Survie, dignité et affirmation de soi
C’est aussi un véritable hymne des voix féminines. Chacune porte les blessures des femmes, leurs traumatismes, mais aussi leurs forces et leurs savoirs. Ces destins, entremêlés dans une polyphonie dense, donnent au roman toute son épaisseur existentielle : un plongeon dans les mémoires collectives et individuelles, où la douleur se transmue en résistance et en transmission. On y découvre une leçon de vie transmise de mère en fille, sur plusieurs générations, depuis l’aïeule ayant traversé les eaux de la traite jusqu’à l’héroïne contemporaine. Ce savoir est simple et vital :
Par ce passage, Lahens souligne combien l’héritage féminin ne se limite pas aux douleurs ou aux contraintes de l’Histoire ; il est aussi une transmission d’outils de survie, de dignité et d’affirmation de soi. Derrière le geste symbolique de nouer un mouchoir autour de la tête se cache une philosophie de vie : marcher, la machette en main, les yeux ouverts sur les ténèbres et sur la lumière. Ainsi, ce roman met en avant une parole féminine qui dépasse le cadre du témoignage pour devenir philosophie existentielle et manifeste de résistance, où chaque voix de femme est à la fois mémoire et horizon.
L’Histoire, les épopées de 1803 et la traite négrière ne sont pas de simples arrière-plans dans « Passagères de nuit » : elles constituent la matrice du roman, le terreau où s’enracinent le destin des uns et des autres. Yanick Lahens ne se contente pas d’évoquer des dates ou des événements : elle leur redonne chair, voix et souffle.
Les épopées de 1803 rappellent la grandeur de la Révolution haïtienne, première victoire d’esclaves devenus citoyens, première affirmation radicale de la dignité humaine.

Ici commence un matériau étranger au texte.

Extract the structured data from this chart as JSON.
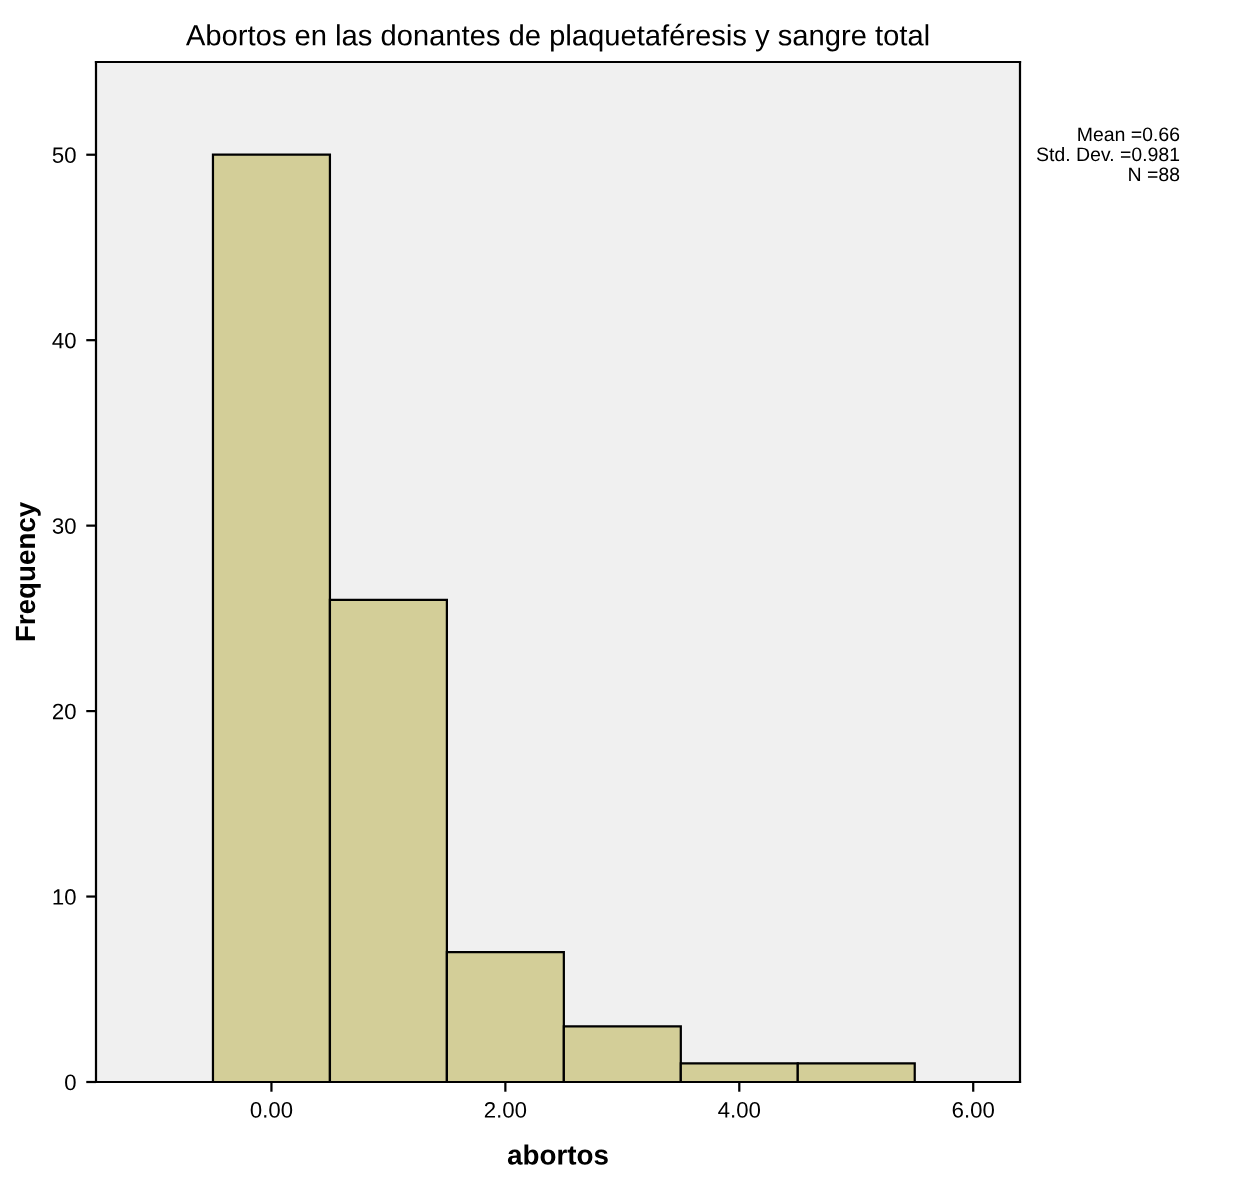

Mais cette grandeur n’efface pas la triste mémoire négrière, marquée par les traversées, les chaînes, la dépossession et l’arrachement. Dans le roman, ces deux dimensions se croisent : la fierté d’avoir conquis la liberté et la douleur des existences brisées.
Ce va-et-vient entre épopée et tragédie permet à Lahens de montrer que le destin collectif se reflète toujours dans le destin individuel : derrière l’Histoire avec un grand « H », il y a des vies singulières, des voix fragiles mais tenaces, qui portent la mémoire des luttes et des blessures. Florette, héroïne du roman, incarne cette double appartenance : héritière de la souffrance mais aussi de la résistance, elle porte en elle la mémoire des ancêtres et la volonté de transmettre.

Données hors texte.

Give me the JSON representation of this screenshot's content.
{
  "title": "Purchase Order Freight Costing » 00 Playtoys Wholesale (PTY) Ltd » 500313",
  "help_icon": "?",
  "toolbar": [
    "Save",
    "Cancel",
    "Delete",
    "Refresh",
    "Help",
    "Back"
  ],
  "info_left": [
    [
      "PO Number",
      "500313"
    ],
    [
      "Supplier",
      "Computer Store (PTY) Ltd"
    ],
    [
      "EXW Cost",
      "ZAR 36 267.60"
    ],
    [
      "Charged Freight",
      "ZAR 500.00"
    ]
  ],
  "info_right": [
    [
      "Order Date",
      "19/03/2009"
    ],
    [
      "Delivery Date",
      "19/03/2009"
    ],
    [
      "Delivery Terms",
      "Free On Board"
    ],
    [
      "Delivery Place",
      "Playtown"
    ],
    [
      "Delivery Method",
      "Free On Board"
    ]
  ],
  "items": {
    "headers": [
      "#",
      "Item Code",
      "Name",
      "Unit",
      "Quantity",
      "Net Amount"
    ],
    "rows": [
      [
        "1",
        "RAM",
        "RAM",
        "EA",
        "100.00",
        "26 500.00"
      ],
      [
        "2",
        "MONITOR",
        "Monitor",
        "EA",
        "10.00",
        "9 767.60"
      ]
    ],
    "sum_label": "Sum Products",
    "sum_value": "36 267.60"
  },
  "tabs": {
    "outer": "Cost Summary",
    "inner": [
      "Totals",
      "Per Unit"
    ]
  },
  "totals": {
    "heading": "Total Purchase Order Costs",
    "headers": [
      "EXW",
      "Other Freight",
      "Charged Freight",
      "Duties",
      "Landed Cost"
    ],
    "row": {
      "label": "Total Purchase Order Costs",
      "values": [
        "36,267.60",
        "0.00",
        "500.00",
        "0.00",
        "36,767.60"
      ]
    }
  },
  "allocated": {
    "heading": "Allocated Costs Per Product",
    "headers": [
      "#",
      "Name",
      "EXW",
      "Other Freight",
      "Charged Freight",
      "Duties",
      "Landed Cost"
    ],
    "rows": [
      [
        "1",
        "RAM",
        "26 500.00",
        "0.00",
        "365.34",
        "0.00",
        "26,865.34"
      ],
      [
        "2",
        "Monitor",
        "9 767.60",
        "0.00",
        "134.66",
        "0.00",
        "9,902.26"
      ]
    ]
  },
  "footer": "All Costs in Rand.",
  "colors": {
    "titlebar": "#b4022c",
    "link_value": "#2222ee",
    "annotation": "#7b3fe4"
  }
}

Ainsi, dans « Passagères de nuit », l’Histoire n’est jamais figée : elle circule, palpite, se réinvente à travers les femmes et les hommes qui la portent. Elle devient une matière vivante, douloureuse et lumineuse à la fois, où se dessinent les liens indissolubles entre mémoire, dignité et liberté.
Chez Yanick Lahens, la mort n’est jamais absente. Elle surgit comme une frontière fragile, une limite qui hante les vivants tout en nourrissant leur mémoire. Tantôt évoquée par allusions, tantôt mise en scène avec une intensité frontale, elle traverse son œuvre comme une compagne indissociable de la vie, une respiration souterraine qui donne profondeur aux voix. Ainsi, elle ne fait pas de la mort une fin brutale, mais une expérience existentielle où s’entrelacent mémoire, spiritualité et transmission. La mort devient le lieu d’un dialogue entre les vivants et les ancêtres, un seuil qui ne clôt pas l’histoire mais l’ouvre sur une autre dimension.
Lauréate du prix Femina en 2014 pour « Bain de lune », Yanick Lahens occupe aujourd’hui une place essentielle dans le paysage littéraire haïtien et francophone. Son œuvre, nourrie de l’histoire de son pays et des secousses du monde, interroge sans relâche les rapports de pouvoir, la mémoire coloniale et la place des femmes. Avec ce dernier roman, elle confirme son rôle de passeur de mémoire et de témoin lucide, tout en inscrivant Haïti au cœur des grandes interrogations universelles. Plus qu’une écrivaine, Lahens est une conscience littéraire, dont la voix continue de porter bien au-delà des frontières de son île.